The catch is that the price isn’t set.
For Moscow, the stakes are huge. Before the Ukraine war, Gazprom shipped a record 177 bcm of gas to Europe, but sanctions and energy cuts have slashed that dominance. Europe now takes just 18% of its gas from Russia, down from 45% in 2021, and plans to cut it to zero by 2027. Oil imports have fallen even harder, from 30% to just 3%.
China, meanwhile, is already Russia’s top customer: the biggest buyer of its crude and pipeline gas, second in coal, and third in LNG. The first Power of Siberia pipeline, launched in 2019 under a 30-year, $400 billion deal, is already close to capacity.
Deliveries hit 31 bcm in 2024 and should reach 38 bcm this year. Another Far East route from Sakhalin is being expanded from 10 to 12 bcm by 2027.
The proposed Power of Siberia 2 would be even bigger, carrying 50 bcm annually from Russia’s Arctic fields across Mongolia.
But as Gazprom admits, the price China will pay will be lower than what Europe once paid, distance, terrain, and Beijing’s leverage all play a role.
Politically, the move fits a broader narrative.

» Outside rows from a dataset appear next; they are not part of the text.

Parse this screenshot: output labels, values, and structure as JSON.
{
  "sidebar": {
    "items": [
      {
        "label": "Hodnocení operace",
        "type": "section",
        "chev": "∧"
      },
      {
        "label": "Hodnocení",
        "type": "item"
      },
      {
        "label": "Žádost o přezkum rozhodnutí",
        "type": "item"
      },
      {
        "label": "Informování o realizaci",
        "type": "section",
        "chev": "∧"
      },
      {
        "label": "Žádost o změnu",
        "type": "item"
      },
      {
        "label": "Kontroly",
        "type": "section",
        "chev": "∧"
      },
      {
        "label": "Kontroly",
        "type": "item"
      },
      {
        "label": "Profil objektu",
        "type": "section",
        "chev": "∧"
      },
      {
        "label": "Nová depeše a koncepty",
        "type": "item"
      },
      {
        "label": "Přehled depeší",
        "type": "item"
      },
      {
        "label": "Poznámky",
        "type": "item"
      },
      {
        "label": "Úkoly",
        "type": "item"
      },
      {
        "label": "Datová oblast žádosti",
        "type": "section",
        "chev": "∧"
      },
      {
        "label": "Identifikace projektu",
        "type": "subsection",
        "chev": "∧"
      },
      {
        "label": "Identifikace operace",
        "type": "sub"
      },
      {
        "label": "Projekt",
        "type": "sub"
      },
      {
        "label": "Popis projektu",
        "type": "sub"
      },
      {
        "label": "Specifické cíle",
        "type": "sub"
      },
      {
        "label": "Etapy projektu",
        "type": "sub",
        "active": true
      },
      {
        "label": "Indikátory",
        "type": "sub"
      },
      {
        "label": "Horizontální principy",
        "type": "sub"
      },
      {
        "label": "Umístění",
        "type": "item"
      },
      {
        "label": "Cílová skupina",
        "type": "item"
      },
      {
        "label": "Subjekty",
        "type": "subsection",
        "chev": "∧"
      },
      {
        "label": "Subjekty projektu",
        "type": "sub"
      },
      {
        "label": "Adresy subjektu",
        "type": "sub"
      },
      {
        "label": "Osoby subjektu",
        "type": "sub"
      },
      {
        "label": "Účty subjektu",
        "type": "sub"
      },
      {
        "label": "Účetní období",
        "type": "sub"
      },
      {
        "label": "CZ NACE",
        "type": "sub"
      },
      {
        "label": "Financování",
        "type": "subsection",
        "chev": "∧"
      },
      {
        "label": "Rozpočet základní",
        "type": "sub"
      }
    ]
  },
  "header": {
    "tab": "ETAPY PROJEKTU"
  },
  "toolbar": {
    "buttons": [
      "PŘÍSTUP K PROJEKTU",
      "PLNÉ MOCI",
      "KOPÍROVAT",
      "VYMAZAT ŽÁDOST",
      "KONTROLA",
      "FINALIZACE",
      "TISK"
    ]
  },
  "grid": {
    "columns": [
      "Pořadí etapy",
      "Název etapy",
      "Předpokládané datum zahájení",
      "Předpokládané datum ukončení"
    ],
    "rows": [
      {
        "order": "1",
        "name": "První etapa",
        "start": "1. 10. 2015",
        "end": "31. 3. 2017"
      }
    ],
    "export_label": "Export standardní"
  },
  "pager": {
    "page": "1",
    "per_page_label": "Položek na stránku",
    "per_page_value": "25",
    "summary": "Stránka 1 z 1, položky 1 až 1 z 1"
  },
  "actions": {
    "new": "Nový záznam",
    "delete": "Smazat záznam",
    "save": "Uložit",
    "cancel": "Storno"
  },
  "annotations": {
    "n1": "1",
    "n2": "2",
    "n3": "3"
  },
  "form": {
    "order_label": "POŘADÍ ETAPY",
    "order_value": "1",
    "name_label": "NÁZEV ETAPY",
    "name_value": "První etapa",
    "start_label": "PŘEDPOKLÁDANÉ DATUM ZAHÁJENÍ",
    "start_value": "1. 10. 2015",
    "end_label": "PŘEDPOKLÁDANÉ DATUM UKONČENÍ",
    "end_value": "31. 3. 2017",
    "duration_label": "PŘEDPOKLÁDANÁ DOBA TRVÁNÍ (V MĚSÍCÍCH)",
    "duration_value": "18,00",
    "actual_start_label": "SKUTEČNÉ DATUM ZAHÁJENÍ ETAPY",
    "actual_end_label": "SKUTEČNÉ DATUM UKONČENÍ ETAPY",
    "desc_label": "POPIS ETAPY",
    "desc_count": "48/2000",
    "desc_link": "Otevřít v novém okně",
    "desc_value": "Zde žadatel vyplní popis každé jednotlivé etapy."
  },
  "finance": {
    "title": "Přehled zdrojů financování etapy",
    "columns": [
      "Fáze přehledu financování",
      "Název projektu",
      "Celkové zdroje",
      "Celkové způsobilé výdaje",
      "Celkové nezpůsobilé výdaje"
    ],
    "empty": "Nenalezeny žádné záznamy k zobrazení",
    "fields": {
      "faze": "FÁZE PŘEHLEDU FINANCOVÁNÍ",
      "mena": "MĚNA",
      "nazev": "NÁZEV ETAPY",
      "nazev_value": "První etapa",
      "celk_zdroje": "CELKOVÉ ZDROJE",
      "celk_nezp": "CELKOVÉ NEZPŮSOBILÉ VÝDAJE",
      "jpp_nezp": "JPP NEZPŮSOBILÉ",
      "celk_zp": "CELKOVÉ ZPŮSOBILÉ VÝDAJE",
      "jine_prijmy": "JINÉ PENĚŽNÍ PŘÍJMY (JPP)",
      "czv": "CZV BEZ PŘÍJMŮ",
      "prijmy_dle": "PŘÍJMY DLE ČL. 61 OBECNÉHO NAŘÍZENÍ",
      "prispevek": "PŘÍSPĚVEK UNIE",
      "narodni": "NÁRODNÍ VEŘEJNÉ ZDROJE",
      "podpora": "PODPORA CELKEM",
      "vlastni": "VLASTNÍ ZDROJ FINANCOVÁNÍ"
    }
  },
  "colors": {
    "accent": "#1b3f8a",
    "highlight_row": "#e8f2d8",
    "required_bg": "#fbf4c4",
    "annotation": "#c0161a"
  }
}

Presidents Putin and Xi describe their partnership as a “new era” against Western dominance. The U.S., meanwhile, views China as its top competitor and Russia as its biggest state threat.
For now, Russia is leaning hard into Asia. But without Europe’s high-paying market, it risks becoming China’s discounted gas station, powerful on paper, but dependent on Beijing’s terms.